Again, the security system can be public. If the system is strong it will require more resources to bypass it. Keeping vulnerabilities secret will make people feel secure but will not make them secure.

Having a secure system plays on some people's minds to try to gain access. That's what we humans are about. Game play is a way of looking for, and exploiting, vulnerabilities.

John Edward Mercier

Is the RFID the system? Or simply a component?
From what I'm reading the encoded 'lock and key' are the system.
So the fewer people (obscurity) that know about the 'lock and key' would be the first line of defense.

dalebert

I think it's likened to the argument against gun control. Those with ill intent have the greatest motivation to obtain guns for crime and so end up the only ones with guns. It's only an illusion of security. Look at all the open source software out there. It's much more secure because anyone can peruse it looking for flaws and make those flaws known so they can be quickly corrected.

Pat McCotter

RFID is different than the physical lock and key in that the lock (reader) queries the key (RFID chip) at a distance rather than coming into physical contact. RFID - chip and reader - is the security system.

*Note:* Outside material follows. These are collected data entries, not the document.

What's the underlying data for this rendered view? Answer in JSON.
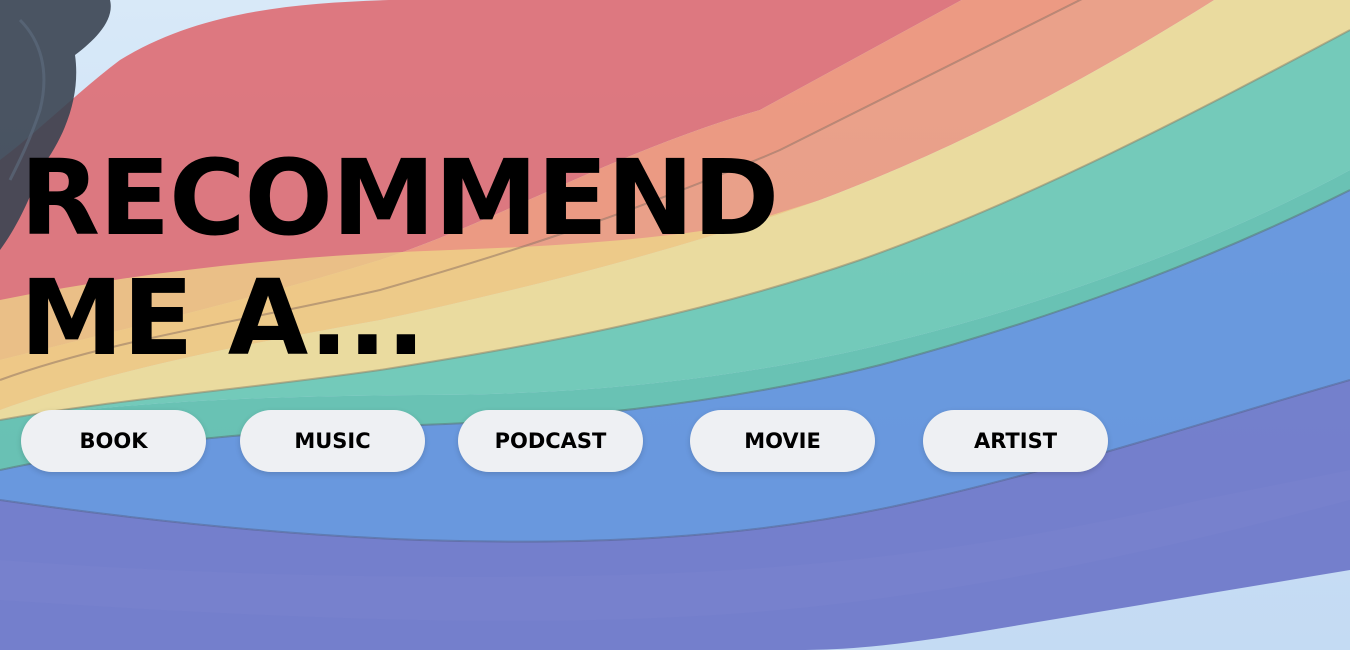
{
  "hero": {
    "headline_line1": "RECOMMEND",
    "headline_line2": "ME A...",
    "background": "rainbow-pride-flag-photo",
    "stripe_colors": [
      "#d95b63",
      "#ec8466",
      "#e9d68c",
      "#5bc1ad",
      "#4f86d8",
      "#5c68c2"
    ],
    "sky_color": "#c9def2"
  },
  "categories": {
    "book": "BOOK",
    "music": "MUSIC",
    "podcast": "PODCAST",
    "movie": "MOVIE",
    "artist": "ARTIST"
  }
}
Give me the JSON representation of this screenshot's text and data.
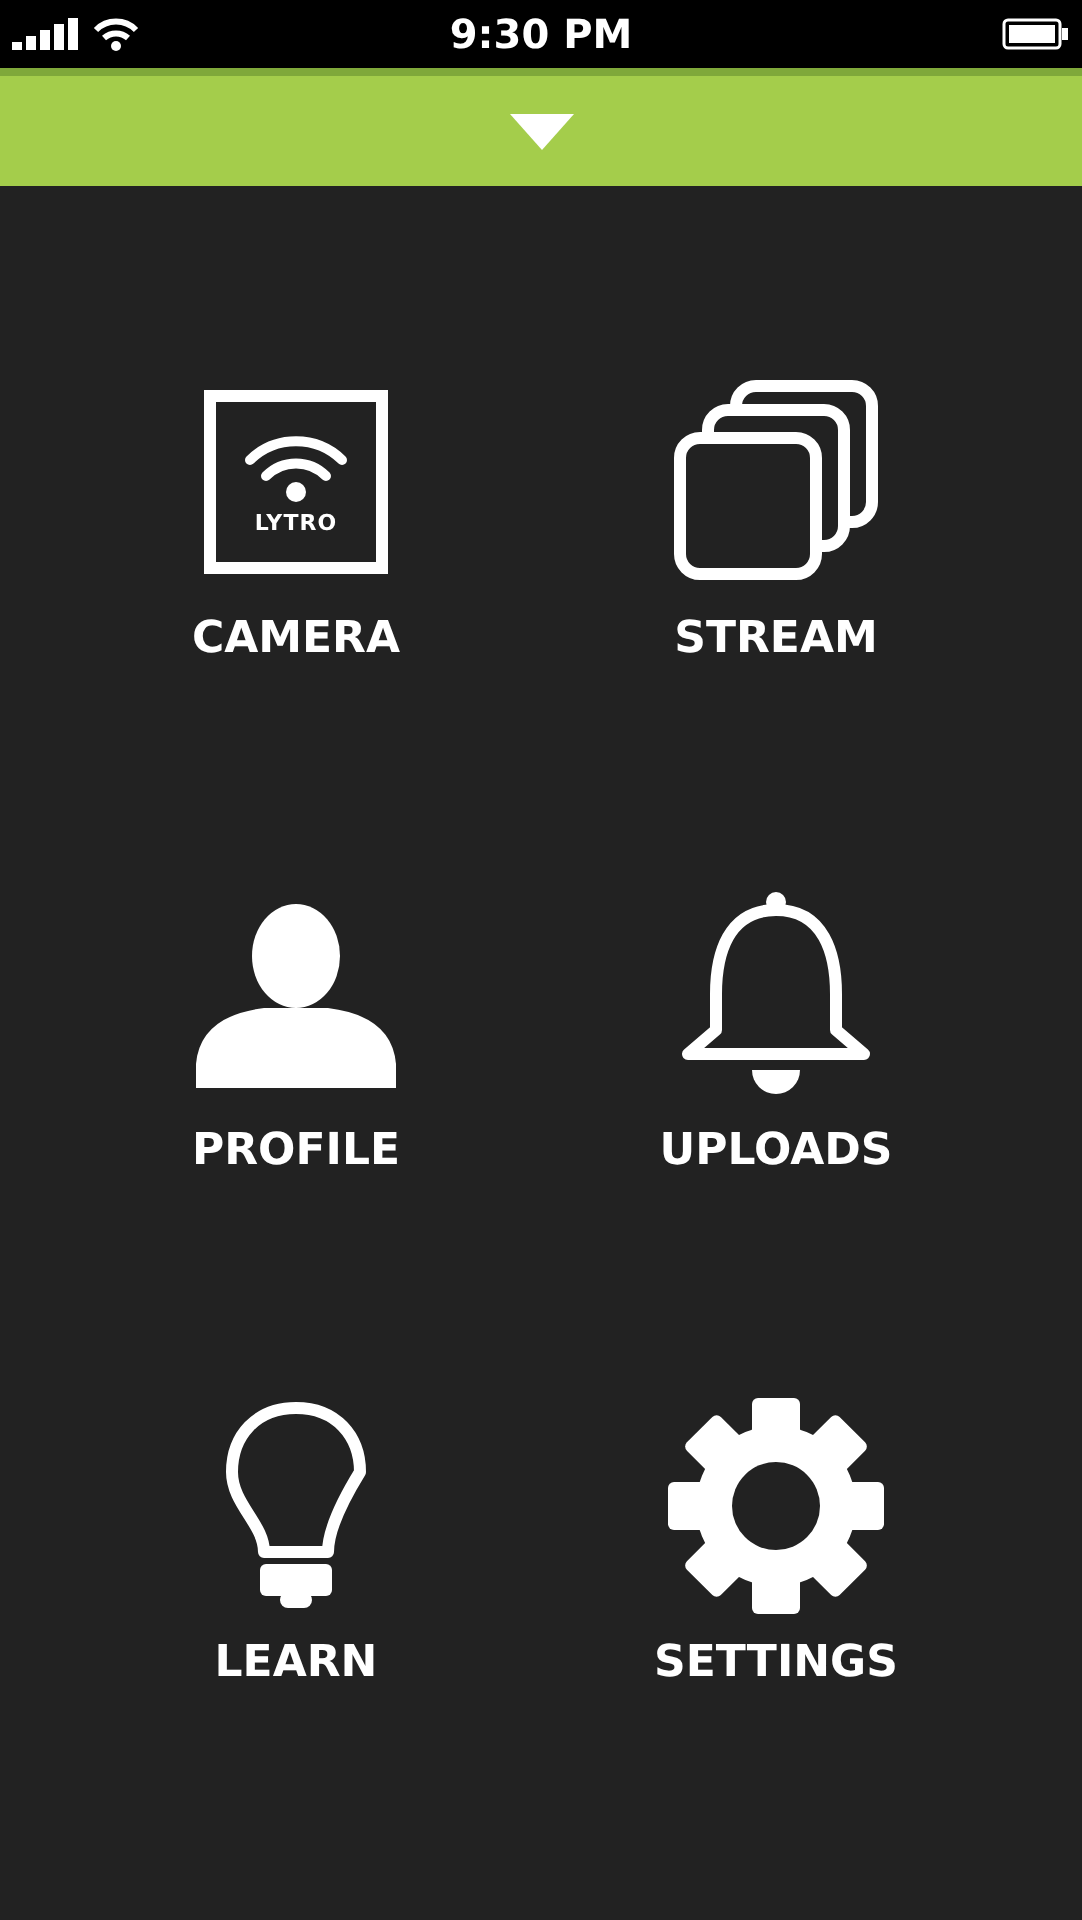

The chip is the key but it needs to let a reader know that it is there. Therefore those who want to get into whatever is under the lock many times just have to query the key and read the response. They then can clone the key.

If the key is encrypted then the hacker must know the encryption scheme used to decrypt the key to read it. In the case of the Oyster cards the encryption was "kindergarten cryptography." Supposedly the ePassport RFID is encrypted but ... how good is the encryption? Readers must still be able to read them, so the readers must have some sort of key to decrypt. How secure is that decryption key? This is where openness comes in - crypto experts should vet the system to see if it is actually secure.

Again, back to physical locks and keys there is a vulnerability with master-keyed locksets. It is possible to make a master key while having access to only one of the locks in the set. If a hacker has access to a passport reader can he get the "master" key?

John Edward Mercier

So the comparison is to reading the electric garage door opener's remote signal?
This is one of the things that they already knew about the RFIDs... that those with 'select' signals could be remotely read without the owner knowing and copied. Its why active tagging in most instances is crazy.

Open source code is a little different in that its public common property... so there is no secret to secure.

dalebert

Quote from: John Edward Mercier on September 04, 2008, 12:23 PM NHFT
Open source code is a little different in that its public common property... so there is no secret to secure.

But the point is that open source software can be implemented on a system to keep the system secure. So the software itself is not a secret, but it can keep secrets very well. The analogy would be that the information the RFID is supposed to protect can be secure while the method is very open so people can be confident that it's designed well. Lots of people know how Firefox works or Linux disk encryption, but good luck cracking it if the user has picked a complicated enough password!

K. Darien Freeheart

It's the difference between using rally good locks on your door or planting tall shrubs to conceal the doorless entry into your home.